Al Qaeda has always been about terror, but often on a smaller scale. Individuals who opposed them (clerics, competent police and army commanders or politicians) were assassinated in an often successful effort to reduce the effectiveness of their opposition. Mass killings were discouraged, especially bombings that killed lots of women and children. ISIL continues this policy but has increased the terror tactics to include other Islamic terrorist groups. Thus even competent army or police commanders find themselves with high desertion rates and subordinates who are rethinking their loyalties. Same thing with other Islamic terrorists who oppose ISIL.

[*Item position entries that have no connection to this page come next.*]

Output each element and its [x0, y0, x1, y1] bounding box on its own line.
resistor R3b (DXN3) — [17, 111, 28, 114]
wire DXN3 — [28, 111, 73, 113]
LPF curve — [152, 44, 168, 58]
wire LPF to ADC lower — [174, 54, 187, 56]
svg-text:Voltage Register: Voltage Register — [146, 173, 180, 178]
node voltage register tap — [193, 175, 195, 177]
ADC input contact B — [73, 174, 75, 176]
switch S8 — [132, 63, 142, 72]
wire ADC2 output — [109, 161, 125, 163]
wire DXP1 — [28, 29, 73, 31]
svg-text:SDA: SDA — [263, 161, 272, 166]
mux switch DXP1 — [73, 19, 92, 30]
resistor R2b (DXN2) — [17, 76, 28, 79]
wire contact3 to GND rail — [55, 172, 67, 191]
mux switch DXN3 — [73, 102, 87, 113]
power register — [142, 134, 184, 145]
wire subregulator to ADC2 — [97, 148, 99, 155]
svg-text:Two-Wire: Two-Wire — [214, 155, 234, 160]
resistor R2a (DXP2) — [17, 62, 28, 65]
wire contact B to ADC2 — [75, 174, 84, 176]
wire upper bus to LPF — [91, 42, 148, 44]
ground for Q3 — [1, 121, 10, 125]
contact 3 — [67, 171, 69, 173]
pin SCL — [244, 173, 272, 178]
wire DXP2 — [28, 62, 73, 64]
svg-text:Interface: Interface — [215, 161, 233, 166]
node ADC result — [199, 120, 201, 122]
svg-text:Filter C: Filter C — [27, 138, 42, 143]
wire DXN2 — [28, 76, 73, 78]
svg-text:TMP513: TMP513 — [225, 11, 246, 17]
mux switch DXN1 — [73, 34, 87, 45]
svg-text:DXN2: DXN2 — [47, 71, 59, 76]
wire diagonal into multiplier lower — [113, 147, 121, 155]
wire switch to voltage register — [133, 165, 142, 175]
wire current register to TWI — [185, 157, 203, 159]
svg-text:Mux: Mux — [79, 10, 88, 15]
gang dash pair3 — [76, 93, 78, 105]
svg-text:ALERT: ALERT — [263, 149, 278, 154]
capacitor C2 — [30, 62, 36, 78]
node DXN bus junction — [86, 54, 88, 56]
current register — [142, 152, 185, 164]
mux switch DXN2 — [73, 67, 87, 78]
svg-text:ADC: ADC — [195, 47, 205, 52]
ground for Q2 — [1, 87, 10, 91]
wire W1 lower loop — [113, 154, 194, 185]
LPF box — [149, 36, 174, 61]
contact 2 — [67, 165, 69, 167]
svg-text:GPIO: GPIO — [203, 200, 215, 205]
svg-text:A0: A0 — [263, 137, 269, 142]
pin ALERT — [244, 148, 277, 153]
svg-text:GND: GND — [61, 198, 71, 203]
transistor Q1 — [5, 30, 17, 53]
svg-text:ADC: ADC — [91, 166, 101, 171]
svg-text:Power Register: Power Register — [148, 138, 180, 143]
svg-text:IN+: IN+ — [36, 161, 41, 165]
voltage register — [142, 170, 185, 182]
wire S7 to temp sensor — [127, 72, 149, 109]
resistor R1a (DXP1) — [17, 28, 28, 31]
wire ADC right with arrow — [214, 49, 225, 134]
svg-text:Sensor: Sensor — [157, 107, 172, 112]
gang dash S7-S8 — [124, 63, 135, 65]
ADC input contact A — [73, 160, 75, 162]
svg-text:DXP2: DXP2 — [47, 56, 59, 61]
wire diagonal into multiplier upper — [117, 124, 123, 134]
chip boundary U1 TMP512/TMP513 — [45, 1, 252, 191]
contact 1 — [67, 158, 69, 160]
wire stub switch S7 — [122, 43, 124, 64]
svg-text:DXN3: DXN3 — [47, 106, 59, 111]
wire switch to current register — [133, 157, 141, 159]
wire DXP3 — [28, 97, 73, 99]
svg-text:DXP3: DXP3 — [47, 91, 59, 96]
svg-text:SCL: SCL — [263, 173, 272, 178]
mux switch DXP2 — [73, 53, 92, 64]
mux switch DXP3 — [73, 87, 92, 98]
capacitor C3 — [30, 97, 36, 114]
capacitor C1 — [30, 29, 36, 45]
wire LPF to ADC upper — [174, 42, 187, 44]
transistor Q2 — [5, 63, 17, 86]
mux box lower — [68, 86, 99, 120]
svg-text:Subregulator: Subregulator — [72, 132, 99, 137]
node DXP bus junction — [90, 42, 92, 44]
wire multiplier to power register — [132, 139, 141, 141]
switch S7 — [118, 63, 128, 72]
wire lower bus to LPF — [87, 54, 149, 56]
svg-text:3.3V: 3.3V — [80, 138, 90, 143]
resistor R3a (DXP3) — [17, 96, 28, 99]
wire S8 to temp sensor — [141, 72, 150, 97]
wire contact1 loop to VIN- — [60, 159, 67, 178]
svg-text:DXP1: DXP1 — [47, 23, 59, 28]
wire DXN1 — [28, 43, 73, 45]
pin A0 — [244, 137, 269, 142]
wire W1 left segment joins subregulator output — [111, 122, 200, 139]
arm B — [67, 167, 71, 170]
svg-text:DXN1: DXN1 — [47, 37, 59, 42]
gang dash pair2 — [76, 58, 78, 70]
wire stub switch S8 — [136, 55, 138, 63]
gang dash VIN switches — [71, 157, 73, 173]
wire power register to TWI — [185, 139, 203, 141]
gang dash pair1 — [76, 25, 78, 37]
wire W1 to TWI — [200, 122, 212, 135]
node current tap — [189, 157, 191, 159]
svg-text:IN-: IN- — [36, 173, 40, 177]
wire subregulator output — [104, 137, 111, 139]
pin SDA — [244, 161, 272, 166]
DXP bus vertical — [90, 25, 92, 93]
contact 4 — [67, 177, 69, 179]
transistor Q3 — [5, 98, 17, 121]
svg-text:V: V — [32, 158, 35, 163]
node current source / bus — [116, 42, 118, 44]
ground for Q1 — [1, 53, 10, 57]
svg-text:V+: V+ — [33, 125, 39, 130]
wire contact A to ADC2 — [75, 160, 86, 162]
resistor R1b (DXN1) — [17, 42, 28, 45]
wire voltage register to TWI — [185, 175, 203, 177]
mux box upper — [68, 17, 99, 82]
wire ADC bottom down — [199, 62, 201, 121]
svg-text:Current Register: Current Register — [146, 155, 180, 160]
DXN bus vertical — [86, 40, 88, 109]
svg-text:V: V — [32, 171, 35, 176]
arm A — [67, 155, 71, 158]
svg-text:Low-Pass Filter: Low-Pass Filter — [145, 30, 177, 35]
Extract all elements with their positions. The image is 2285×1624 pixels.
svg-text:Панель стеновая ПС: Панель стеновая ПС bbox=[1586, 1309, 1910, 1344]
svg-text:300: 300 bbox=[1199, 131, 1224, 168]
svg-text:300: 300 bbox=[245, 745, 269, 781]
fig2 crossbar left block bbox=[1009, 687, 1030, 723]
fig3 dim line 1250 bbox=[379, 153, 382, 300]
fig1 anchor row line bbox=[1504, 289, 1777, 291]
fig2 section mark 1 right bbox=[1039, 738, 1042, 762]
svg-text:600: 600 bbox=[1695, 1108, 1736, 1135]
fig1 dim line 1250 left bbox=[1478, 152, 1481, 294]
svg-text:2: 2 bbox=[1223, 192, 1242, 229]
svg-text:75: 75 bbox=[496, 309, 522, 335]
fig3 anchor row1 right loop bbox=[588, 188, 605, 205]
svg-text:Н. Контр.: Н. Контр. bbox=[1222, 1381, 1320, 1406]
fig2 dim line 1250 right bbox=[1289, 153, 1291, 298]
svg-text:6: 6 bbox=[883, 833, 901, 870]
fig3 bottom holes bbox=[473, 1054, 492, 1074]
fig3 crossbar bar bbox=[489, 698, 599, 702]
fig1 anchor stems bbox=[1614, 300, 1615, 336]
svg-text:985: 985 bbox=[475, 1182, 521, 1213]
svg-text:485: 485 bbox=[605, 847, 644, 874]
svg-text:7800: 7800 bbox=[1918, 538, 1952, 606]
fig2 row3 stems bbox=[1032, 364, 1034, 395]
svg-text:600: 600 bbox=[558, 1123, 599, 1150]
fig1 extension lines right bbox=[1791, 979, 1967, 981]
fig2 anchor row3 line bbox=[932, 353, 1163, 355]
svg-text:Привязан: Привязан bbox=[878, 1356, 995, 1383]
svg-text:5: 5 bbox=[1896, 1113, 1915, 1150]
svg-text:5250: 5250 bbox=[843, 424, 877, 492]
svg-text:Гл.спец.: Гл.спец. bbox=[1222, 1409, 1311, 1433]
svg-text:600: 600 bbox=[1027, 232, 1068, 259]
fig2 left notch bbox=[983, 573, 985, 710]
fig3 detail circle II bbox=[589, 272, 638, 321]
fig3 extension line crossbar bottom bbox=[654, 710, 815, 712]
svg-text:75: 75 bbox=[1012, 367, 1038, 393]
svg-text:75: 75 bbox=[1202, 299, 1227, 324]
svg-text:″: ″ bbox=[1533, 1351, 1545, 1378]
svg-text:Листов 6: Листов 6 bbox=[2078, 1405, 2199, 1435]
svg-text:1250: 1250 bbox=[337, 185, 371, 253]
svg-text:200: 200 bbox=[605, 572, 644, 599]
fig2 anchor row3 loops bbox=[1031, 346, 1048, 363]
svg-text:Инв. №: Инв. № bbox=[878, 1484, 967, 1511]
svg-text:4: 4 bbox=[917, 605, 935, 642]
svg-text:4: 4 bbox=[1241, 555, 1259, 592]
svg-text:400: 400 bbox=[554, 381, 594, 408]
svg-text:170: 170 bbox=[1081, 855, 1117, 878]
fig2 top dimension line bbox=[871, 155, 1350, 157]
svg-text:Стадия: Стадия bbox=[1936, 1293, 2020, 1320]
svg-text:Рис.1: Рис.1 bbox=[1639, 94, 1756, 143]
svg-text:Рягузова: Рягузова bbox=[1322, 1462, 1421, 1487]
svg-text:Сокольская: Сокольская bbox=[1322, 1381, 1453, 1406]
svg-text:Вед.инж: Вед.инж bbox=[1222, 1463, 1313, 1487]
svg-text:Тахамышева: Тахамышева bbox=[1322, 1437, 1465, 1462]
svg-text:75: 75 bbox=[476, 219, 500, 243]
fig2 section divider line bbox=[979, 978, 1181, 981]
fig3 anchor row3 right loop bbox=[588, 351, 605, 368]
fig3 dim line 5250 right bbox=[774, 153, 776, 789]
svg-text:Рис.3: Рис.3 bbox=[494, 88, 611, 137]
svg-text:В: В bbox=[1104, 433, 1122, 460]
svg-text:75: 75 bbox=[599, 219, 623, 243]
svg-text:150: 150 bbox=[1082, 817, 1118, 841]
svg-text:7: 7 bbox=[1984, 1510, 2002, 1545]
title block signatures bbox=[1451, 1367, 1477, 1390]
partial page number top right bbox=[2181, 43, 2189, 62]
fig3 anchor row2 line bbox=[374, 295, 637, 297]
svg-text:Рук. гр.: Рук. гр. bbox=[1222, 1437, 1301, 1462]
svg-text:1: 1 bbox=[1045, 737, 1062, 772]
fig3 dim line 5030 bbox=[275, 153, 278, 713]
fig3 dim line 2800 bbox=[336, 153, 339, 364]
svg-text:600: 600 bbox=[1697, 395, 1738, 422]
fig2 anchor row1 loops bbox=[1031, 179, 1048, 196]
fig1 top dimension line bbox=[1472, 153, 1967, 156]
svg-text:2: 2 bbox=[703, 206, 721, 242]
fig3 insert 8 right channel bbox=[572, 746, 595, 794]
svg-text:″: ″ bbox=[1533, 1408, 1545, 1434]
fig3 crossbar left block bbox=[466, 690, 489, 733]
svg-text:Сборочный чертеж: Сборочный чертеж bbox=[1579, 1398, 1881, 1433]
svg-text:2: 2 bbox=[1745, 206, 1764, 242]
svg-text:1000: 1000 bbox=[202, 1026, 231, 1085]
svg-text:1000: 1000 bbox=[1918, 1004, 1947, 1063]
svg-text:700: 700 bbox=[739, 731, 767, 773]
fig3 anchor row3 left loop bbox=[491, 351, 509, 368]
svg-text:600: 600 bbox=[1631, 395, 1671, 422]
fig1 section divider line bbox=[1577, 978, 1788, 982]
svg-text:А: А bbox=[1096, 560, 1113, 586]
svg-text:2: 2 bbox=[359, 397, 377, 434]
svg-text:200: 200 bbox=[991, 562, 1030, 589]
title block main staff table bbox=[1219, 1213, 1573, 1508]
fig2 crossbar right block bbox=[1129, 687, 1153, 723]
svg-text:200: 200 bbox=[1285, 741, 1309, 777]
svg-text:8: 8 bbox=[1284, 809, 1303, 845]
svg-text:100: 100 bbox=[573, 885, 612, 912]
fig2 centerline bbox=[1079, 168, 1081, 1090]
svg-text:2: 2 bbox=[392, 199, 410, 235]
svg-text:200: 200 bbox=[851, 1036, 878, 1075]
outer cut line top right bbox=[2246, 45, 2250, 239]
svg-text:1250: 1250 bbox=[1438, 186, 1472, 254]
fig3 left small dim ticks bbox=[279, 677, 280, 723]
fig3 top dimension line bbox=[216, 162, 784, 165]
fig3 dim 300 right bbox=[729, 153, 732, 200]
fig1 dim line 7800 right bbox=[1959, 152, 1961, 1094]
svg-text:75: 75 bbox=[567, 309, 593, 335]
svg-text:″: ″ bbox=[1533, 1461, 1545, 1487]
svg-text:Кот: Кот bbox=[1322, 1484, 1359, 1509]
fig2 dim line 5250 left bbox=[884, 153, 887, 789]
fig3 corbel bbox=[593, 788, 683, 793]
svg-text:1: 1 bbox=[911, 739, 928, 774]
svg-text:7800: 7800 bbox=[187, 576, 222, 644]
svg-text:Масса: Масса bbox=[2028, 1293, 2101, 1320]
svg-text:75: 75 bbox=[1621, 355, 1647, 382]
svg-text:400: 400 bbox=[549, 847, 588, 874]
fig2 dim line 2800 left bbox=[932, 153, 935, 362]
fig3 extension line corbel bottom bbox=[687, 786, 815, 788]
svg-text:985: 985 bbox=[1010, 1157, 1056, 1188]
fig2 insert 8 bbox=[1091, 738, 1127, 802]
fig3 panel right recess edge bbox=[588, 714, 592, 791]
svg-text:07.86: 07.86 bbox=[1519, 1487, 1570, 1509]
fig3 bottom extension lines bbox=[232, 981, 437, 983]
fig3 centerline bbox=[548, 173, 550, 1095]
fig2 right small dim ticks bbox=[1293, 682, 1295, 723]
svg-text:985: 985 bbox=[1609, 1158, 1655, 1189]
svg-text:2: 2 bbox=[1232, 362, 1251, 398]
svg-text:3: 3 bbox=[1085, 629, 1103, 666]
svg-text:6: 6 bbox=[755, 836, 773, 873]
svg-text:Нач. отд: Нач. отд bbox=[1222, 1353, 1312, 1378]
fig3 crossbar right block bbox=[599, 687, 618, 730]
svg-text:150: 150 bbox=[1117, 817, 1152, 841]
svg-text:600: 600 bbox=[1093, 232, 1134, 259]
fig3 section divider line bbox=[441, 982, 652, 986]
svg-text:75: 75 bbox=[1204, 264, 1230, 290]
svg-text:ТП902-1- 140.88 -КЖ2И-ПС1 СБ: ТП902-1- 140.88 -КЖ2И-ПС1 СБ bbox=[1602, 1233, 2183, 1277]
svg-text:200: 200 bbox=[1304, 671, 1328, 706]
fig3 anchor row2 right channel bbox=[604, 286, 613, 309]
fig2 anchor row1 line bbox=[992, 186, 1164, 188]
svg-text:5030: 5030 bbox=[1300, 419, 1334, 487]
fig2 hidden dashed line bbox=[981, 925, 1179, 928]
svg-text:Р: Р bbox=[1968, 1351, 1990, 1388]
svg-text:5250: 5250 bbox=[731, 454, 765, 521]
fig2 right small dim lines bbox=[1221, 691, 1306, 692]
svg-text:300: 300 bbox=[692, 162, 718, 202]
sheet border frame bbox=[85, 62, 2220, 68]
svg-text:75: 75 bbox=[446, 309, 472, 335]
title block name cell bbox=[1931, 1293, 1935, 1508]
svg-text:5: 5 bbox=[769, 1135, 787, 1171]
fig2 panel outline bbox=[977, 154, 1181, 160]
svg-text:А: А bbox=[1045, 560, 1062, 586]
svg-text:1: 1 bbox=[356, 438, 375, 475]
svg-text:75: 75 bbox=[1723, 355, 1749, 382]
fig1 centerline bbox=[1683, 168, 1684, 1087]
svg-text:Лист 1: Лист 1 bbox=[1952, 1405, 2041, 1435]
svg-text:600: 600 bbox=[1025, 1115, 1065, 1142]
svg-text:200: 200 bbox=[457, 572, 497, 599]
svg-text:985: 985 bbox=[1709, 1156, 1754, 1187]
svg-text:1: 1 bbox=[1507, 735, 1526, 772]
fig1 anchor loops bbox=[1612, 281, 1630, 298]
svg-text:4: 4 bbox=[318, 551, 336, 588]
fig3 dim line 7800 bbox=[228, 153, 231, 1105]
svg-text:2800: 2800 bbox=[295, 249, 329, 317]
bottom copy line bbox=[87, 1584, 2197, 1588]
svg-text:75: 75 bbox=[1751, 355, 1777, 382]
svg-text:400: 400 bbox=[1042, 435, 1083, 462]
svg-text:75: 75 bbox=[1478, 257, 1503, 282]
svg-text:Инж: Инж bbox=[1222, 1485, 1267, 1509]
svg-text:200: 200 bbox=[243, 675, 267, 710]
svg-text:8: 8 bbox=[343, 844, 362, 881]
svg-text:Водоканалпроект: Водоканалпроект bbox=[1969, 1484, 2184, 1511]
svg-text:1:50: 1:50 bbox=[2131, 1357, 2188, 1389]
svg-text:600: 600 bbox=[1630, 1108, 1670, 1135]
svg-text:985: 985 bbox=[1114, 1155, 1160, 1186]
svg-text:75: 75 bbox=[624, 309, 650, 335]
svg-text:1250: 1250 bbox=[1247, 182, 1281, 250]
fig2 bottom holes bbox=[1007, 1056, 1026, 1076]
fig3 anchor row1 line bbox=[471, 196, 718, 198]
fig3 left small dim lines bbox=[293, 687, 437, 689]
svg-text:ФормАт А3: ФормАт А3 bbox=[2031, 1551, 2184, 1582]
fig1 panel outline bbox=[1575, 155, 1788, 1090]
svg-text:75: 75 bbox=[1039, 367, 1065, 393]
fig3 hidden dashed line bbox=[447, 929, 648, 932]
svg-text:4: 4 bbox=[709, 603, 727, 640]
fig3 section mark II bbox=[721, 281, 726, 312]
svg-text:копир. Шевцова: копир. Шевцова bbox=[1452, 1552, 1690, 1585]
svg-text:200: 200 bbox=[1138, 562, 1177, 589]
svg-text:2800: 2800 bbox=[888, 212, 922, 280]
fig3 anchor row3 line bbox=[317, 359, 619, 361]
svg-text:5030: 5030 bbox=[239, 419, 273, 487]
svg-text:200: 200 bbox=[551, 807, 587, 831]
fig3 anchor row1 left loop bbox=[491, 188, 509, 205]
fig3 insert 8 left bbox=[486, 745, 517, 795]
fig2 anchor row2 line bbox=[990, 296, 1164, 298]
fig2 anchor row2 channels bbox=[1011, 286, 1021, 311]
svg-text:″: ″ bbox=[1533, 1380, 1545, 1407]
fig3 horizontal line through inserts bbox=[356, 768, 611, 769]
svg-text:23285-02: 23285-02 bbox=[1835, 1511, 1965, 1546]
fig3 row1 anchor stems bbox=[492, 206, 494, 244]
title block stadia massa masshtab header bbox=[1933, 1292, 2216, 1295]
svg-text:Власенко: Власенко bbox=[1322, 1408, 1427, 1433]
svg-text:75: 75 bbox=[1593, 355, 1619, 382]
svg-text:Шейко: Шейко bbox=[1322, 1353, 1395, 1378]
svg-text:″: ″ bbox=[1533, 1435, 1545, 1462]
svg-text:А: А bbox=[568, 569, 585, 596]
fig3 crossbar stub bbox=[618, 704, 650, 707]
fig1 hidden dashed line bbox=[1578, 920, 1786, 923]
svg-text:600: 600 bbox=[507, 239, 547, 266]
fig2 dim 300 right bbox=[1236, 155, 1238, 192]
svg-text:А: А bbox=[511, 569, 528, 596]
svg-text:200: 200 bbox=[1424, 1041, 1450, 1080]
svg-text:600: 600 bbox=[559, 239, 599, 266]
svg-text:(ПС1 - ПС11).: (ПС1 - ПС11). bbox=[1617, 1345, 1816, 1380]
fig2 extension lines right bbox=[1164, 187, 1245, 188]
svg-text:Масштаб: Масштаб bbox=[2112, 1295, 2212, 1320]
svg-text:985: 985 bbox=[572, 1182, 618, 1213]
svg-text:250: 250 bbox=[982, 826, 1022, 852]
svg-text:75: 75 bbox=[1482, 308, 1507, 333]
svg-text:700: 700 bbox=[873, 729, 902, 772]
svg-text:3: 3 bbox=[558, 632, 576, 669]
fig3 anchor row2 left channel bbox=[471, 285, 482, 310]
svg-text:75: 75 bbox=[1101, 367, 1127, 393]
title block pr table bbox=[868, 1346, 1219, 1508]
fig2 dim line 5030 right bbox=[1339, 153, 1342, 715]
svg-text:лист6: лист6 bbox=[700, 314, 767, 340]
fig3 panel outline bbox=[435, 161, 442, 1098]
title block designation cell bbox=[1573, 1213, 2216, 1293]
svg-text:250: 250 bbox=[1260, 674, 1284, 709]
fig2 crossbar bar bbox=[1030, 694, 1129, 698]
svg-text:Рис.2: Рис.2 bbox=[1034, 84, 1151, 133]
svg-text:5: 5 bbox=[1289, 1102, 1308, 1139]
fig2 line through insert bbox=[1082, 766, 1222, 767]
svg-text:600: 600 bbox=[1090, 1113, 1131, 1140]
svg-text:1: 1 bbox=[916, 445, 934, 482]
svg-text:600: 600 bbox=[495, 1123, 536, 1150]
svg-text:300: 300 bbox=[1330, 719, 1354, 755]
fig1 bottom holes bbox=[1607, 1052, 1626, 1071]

The terror works both ways. The Americans found that you don't have to kill terrorist leaders to disable them. For example, when American troops drove al Qaeda and the Taliban out of Afghanistan in late 2001, they captured large quantities of records dealing with al Qaeda administration. This was revealing. The al Qaeda leadership was constantly being criticized by subordinates for stupid mistakes, while the leaders were constantly monitoring their people for stealing and malingering. The U.S. made sure a lot of this dirty linen was leaked, and eventually the media in Moslem nations began reporting on it. This paid off when al Qaeda in Iraq, despite vigorous objections within the organization, increased the use of attacks that killed lots of civilians. This played a major role in al Qaeda going from an admired to a despised organization within the Islamic world. American intelligence leaked captured documents that made clear how uncaring the terrorist leaders were about these civilian deaths. Many ISIL leaders were present during this defeat and continue to go easy on the killing of women and children.
ISIL talks about the evils of corruption but given the prevalence of corruption everywhere in the Middle East, it is unlikely they have completely eliminated it from their ranks. This, and the fact that American smart bombs and missiles are now once more going after ISIL leaders and other key personnel, is giving ISIL something to be terrified about. Thus the ISIL execution (by beheading) of the few Americans they have captured in an effort to force the U.S. to halt the air attacks. The Mongols were also successful at destroying terrorists, usually by killing the populations that supplied recruits for these terror groups.